Nova Swing
Written by: M. John Harrison
Reviewed by: Brad Williamson
Genre: Science-Fiction / Noir
Score: 4/5
This is only the second M. John Harrison book I’ve read, yet I’ve already bought every novel he’s written that I can find. His stuff is that good. This particular story is the follow-up to Light. Though set in the same world and filled with references and shared aspects, the two novels are very dissimilar in tone and I would hesitate to call this a sequel. Still, it is a shared universe, and reading Light first will make Nova Swing more enjoyable.

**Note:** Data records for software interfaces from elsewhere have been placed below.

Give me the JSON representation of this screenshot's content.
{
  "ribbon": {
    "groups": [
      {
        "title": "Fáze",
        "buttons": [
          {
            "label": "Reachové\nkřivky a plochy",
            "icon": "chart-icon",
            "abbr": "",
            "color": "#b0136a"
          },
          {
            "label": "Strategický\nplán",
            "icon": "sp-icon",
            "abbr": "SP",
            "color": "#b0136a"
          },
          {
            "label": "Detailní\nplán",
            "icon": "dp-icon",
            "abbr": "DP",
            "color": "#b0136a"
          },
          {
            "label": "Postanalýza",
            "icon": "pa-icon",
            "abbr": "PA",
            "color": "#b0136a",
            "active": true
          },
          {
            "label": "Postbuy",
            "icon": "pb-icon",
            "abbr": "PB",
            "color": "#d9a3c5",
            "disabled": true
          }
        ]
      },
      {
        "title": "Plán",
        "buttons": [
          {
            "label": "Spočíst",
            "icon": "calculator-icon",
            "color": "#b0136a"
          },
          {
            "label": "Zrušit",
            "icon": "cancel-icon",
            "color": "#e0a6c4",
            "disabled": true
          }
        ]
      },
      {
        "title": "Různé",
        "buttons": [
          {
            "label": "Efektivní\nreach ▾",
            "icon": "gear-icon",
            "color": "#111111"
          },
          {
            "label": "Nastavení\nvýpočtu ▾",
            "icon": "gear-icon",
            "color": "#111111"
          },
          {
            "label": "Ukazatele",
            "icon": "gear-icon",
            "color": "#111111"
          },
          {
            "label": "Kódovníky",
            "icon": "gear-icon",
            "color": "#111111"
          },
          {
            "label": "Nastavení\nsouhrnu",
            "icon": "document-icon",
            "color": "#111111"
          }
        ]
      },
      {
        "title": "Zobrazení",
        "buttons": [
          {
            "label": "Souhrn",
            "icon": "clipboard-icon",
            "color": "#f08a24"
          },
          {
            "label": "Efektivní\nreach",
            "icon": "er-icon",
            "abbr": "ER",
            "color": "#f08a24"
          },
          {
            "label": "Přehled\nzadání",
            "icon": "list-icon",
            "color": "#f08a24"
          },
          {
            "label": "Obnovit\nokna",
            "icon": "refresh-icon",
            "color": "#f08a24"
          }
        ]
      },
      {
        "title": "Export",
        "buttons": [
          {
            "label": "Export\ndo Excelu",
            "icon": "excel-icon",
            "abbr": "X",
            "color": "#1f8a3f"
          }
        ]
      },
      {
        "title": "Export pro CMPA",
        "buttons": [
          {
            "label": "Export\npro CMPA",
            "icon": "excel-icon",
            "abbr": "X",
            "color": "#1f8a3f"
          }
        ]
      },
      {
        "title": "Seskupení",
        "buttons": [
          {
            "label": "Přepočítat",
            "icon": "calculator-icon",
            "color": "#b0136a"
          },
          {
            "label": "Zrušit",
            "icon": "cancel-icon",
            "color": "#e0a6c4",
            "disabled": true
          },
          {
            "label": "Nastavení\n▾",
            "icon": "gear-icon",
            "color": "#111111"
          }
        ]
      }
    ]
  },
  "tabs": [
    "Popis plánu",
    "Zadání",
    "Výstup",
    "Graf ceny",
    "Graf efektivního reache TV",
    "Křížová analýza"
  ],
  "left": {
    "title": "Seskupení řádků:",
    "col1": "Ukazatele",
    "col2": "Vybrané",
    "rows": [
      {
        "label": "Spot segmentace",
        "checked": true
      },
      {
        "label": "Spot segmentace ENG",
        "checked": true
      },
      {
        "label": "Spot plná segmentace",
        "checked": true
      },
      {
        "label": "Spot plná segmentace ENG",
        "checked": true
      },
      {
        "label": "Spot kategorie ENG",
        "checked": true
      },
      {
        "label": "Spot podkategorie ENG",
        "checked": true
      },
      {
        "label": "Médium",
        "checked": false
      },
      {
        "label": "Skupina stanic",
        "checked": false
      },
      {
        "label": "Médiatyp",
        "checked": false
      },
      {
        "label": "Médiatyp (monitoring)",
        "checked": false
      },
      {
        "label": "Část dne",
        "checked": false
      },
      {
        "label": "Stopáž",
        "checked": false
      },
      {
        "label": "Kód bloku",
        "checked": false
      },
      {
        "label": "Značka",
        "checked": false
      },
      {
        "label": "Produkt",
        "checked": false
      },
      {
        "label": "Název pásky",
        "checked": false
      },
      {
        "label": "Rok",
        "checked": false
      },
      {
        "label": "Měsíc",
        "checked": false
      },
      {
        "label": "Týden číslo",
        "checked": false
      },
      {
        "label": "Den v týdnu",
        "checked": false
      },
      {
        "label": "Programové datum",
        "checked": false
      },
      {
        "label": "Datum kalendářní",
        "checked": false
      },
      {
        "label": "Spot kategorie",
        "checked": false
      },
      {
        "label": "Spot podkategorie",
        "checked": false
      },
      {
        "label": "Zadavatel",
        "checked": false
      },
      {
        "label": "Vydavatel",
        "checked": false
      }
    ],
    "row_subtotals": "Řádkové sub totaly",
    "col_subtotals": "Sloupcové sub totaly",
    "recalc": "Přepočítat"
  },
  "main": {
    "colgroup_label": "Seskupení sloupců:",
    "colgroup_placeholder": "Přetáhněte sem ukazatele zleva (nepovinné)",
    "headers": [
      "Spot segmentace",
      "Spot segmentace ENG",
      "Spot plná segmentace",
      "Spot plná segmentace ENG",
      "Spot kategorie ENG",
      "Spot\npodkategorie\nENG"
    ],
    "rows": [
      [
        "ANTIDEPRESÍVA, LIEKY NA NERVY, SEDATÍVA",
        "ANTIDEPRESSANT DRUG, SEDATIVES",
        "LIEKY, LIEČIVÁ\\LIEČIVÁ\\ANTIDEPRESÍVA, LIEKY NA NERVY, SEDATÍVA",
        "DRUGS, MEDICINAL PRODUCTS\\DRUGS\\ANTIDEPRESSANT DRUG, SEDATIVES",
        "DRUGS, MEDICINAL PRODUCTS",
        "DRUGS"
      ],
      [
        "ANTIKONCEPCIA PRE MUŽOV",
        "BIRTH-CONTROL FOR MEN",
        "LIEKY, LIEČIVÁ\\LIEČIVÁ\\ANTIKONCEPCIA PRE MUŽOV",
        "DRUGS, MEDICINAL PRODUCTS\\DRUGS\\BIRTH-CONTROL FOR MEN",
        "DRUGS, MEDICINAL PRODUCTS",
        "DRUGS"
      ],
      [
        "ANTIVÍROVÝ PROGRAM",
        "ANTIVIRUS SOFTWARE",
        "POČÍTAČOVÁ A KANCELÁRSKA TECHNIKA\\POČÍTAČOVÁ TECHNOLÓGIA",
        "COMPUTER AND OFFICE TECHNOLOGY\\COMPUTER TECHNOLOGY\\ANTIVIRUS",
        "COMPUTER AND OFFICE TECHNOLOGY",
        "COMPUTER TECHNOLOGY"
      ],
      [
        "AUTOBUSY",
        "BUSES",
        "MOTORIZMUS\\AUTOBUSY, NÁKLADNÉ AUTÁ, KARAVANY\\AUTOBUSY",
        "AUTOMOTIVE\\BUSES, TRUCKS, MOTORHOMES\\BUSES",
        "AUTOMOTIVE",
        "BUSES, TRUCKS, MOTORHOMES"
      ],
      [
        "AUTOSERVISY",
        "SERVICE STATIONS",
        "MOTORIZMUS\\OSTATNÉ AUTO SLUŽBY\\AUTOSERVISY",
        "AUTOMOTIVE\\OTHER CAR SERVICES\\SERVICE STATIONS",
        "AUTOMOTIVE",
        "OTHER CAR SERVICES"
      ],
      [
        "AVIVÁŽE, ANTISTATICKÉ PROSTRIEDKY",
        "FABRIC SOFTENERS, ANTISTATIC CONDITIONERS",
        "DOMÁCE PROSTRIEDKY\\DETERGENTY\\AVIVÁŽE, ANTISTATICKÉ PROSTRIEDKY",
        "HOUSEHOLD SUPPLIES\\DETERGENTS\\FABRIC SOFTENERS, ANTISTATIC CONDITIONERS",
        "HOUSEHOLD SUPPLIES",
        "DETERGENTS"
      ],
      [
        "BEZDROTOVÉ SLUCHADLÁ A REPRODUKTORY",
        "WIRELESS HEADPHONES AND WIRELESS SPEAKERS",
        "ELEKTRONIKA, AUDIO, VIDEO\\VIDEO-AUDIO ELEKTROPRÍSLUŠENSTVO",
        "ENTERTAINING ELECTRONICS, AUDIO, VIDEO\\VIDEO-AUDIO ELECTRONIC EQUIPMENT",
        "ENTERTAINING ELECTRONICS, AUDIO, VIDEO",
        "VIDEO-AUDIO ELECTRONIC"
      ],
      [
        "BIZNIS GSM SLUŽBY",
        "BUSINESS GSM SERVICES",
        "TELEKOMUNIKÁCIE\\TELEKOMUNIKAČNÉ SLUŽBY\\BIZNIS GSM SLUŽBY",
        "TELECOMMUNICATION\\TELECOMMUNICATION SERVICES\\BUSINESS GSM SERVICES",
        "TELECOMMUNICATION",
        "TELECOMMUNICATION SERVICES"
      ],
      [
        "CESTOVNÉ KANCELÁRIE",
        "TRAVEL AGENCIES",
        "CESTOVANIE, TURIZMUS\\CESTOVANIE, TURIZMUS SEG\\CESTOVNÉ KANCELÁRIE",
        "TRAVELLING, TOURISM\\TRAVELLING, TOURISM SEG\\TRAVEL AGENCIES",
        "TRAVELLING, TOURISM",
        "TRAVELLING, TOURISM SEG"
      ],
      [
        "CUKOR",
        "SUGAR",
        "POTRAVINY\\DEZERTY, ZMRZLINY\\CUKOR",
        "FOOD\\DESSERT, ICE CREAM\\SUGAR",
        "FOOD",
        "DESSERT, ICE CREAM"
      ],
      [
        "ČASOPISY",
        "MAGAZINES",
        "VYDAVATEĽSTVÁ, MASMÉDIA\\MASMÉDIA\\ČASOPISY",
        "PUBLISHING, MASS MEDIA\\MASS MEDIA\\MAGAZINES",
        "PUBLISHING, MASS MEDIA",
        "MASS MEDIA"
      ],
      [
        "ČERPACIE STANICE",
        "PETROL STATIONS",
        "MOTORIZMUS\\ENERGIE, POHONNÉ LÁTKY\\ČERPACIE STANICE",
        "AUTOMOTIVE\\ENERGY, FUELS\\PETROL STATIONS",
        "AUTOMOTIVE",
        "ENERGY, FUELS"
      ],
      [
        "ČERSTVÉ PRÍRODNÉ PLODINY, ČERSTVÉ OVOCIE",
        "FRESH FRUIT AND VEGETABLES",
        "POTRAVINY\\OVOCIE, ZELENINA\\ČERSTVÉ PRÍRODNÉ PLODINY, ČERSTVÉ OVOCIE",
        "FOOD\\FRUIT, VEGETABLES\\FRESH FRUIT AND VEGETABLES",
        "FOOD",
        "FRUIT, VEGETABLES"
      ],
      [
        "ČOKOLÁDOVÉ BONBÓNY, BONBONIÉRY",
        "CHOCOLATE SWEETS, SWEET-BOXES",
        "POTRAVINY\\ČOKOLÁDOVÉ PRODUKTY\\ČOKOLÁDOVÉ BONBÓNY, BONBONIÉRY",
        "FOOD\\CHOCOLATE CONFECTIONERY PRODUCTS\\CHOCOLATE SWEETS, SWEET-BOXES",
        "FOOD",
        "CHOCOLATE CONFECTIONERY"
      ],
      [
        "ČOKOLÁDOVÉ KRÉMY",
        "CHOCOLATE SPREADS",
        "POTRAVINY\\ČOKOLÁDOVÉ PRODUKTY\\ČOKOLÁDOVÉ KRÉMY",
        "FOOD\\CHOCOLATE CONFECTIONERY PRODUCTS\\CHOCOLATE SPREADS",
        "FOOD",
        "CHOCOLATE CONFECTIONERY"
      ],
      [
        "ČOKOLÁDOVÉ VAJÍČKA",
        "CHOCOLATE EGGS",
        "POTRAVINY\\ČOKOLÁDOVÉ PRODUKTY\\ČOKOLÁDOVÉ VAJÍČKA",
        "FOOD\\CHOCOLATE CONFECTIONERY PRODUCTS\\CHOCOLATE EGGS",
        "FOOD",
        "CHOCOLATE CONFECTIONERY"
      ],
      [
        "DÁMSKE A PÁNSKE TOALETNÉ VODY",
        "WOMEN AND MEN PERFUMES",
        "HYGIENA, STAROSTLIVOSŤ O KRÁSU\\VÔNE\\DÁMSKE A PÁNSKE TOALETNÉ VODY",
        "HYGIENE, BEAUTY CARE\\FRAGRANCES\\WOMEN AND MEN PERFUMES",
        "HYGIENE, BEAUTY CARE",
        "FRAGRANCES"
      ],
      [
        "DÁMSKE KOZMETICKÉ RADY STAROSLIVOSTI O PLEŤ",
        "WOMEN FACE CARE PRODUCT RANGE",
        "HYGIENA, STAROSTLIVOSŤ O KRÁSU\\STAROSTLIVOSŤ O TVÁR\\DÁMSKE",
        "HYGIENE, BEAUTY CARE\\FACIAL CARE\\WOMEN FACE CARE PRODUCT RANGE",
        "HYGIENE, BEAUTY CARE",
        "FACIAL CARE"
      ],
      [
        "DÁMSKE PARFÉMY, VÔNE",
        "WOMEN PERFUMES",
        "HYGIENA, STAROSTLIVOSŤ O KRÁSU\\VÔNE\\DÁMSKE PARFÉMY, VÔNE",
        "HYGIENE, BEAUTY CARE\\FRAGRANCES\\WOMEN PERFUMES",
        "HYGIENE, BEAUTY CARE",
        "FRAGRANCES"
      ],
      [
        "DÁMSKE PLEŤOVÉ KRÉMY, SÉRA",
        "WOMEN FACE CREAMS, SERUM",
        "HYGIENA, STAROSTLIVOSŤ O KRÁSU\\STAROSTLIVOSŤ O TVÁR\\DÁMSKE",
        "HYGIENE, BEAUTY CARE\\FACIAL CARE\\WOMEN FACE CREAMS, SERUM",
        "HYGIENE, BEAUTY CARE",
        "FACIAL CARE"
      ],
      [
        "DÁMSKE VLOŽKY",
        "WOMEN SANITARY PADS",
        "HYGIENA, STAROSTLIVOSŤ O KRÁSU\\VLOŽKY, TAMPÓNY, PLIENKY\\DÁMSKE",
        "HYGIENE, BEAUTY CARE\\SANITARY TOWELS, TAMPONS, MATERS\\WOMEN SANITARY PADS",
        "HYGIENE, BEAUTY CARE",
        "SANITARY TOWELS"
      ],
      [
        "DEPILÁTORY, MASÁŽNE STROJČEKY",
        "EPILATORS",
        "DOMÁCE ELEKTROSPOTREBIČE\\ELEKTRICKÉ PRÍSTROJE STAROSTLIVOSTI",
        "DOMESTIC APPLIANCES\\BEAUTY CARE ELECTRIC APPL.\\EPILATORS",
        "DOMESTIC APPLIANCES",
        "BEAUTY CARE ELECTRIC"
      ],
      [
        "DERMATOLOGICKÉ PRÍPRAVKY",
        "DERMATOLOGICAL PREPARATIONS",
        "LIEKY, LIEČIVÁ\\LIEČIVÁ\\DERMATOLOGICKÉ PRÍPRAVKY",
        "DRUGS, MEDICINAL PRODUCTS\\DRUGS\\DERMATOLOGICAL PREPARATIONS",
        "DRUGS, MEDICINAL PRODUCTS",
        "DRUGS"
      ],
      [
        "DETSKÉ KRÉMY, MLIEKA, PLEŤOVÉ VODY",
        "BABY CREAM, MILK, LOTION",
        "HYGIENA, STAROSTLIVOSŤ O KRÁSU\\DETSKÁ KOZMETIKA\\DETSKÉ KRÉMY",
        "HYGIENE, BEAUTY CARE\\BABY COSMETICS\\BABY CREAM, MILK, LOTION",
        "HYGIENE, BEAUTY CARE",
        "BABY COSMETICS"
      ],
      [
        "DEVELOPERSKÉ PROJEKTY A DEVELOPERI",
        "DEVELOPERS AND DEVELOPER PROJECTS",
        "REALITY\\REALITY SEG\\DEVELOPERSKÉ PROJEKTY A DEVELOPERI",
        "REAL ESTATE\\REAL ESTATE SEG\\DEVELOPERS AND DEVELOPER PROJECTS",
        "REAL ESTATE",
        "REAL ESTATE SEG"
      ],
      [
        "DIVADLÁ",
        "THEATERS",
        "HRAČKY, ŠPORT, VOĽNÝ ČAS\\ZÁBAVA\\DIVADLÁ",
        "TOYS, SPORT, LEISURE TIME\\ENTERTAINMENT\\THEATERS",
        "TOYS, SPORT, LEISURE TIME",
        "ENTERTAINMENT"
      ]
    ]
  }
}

It’s difficult to draw parallels to Harrison’s novels, but I would call this one a kindred spirit with Philip K. Dick’s amazing novel, Ubik. It’s also the most noir book I’ve ever read, and is a perfect genre mash-up with the noir tone along with the overt science-fiction themes and ideas.
Despite the relatively short length (it comes in at just over 300 pages) it is not a quick read; each one- or two-page scene feels like an entire chapter, so although there are only 10 identified chapters, there is a great deal of characters, events, and mysteries packed into each. At times it almost reads like a short story compilation within a shared world, but the stories are so tightly connected that the anthology morphs into something new, unrecognizable yet wholly interesting, much like many of the characters in the story.
Everything in the novel connects, all the questions are (mostly) answered, the characters are wonderfully diverse, the prose is direct and powerful yet full of life, the world is intriguing and mysterious but not fully hidden, and the themes are staggering.
This book is everything you could want in a science-fiction novel. Highly recommended.